A garota foi vítima de uma emboscada armada por quatro jovens – três meninas e um rapaz -, que se diziam “amigos” e que a convidaram, naquela noite, para tomar um lanche. Ariane foi morta com oito facadas, dentro de um carro em movimento pelas ruas de Goiânia, e com uma música alta tocando, conforme o que havia sido planejado pelo grupo. O corpo dela foi abandonado em uma área de mata do Setor Jaó e só foi encontrado uma semana depois.
Conforme as investigações sobre o fato, o crime foi cometido para que uma das amigas de Ariane testasse se era psicopata. A ideia era saber se a jovem sentiria remorso ou não após a morte da outra.
Até hoje, a mãe guarda na memória o sentimento de desespero daqueles dias de procura e busca de informações sobre o paradeiro da filha. “Eu andei essa cidade inteira”, relata. Desde que soube da confirmação do assassinato, Eliane carrega consigo uma marca que resiste em não cicatrizar. A dor só aumenta, segundo ela, e isso se deve, em muito, ao medo, às ameaças, perseguições e ataques que ela passou a receber.
Mensagens intimidadoras
A cabeleireira falou com a reportagem do Metrópoles em sua casa, na tarde dessa terça-feira (23/8). A morte de Ariane teve repercussão nacional. O crime foi motivado, a princípio, segundo os envolvidos, porque uma das assassinas desejava matar alguém para se testar e ver se era psicopata. Os demais embarcaram na ideia e não hesitaram em participar. Isso chocou a sociedade.
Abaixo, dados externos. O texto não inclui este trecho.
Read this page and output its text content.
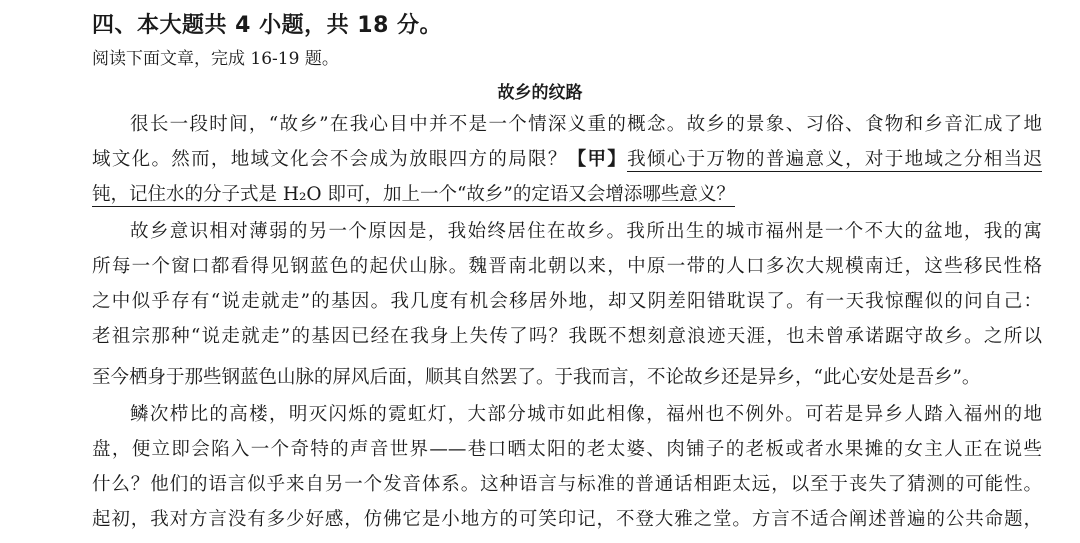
四、本大题共 4 小题，共 18 分。
阅读下面文章，完成 16-19 题。
故乡的纹路
很长一段时间，“故乡”在我心目中并不是一个情深义重的概念。故乡的景象、习俗、食物和乡音汇成了地
域文化。然而，地域文化会不会成为放眼四方的局限？【甲】我倾心于万物的普遍意义，对于地域之分相当迟
钝，记住水的分子式是 H₂O 即可，加上一个“故乡”的定语又会增添哪些意义？
故乡意识相对薄弱的另一个原因是，我始终居住在故乡。我所出生的城市福州是一个不大的盆地，我的寓
所每一个窗口都看得见钢蓝色的起伏山脉。魏晋南北朝以来，中原一带的人口多次大规模南迁，这些移民性格
之中似乎存有“说走就走”的基因。我几度有机会移居外地，却又阴差阳错耽误了。有一天我惊醒似的问自己：
老祖宗那种“说走就走”的基因已经在我身上失传了吗？我既不想刻意浪迹天涯，也未曾承诺踞守故乡。之所以
至今栖身于那些钢蓝色山脉的屏风后面，顺其自然罢了。于我而言，不论故乡还是异乡，“此心安处是吾乡”。
鳞次栉比的高楼，明灭闪烁的霓虹灯，大部分城市如此相像，福州也不例外。可若是异乡人踏入福州的地
盘，便立即会陷入一个奇特的声音世界——巷口晒太阳的老太婆、肉铺子的老板或者水果摊的女主人正在说些
什么？他们的语言似乎来自另一个发音体系。这种语言与标准的普通话相距太远，以至于丧失了猜测的可能性。
起初，我对方言没有多少好感，仿佛它是小地方的可笑印记，不登大雅之堂。方言不适合阐述普遍的公共命题，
Os contatos e os dados de Eliane ficaram expostos, em razão dos dias de procura pela filha. Qualquer informação era bem-vinda. Da mesma forma que a cabeleireira recebeu inúmeras mensagens de condolência, desde a notícia da morte, ela passou a receber, também, mensagens intimidadoras. Esta é uma prática que se repete, principalmente, pelo Instagram.
“As pessoas me procuram, ficam perguntando coisas da minha vida, sobre o que eu desejo para os assassinos, se eu consigo perdoá-los. Um chegou a dizer que me mandaria as fotos da minha filha morta, sendo que eu não tive vontade nem de ler o laudo do cadáver, quando ele ficou pronto. Não li o relatório do inquérito. Eu não quis ver como ela estava, quando foi encontrada”, revela.
Sempre que isso acontece, Eliane diz que bloqueia de imediato os perfis que a procuram. A frequência das mensagens, no entanto, a incomodou ao ponto de ela desenvolver um medo de sair sozinha de casa ou de fazer qualquer coisa na rua. No portão da casa, havia uma placa com a identificação do salão de beleza que ela possui, mas ela preferiu retirar para minimizar os transtornos.
Veja o último áudio de Ariane enviado para a mãe:
Um ano sem entrar no quarto da filha
O abalo psicológico que já era imensurável pela perda precoce da filha ficou ainda maior, diante dessas circunstâncias. “Minha vida parece que parou. Eu tenho medo. Não consigo sair de casa sozinha. Qualquer coisa para fazer na rua, eu preciso que alguém vá comigo, já não trabalho da mesma forma que antes e até hoje não tive forças para entrar no quarto que era da Ariane”, conta a mãe.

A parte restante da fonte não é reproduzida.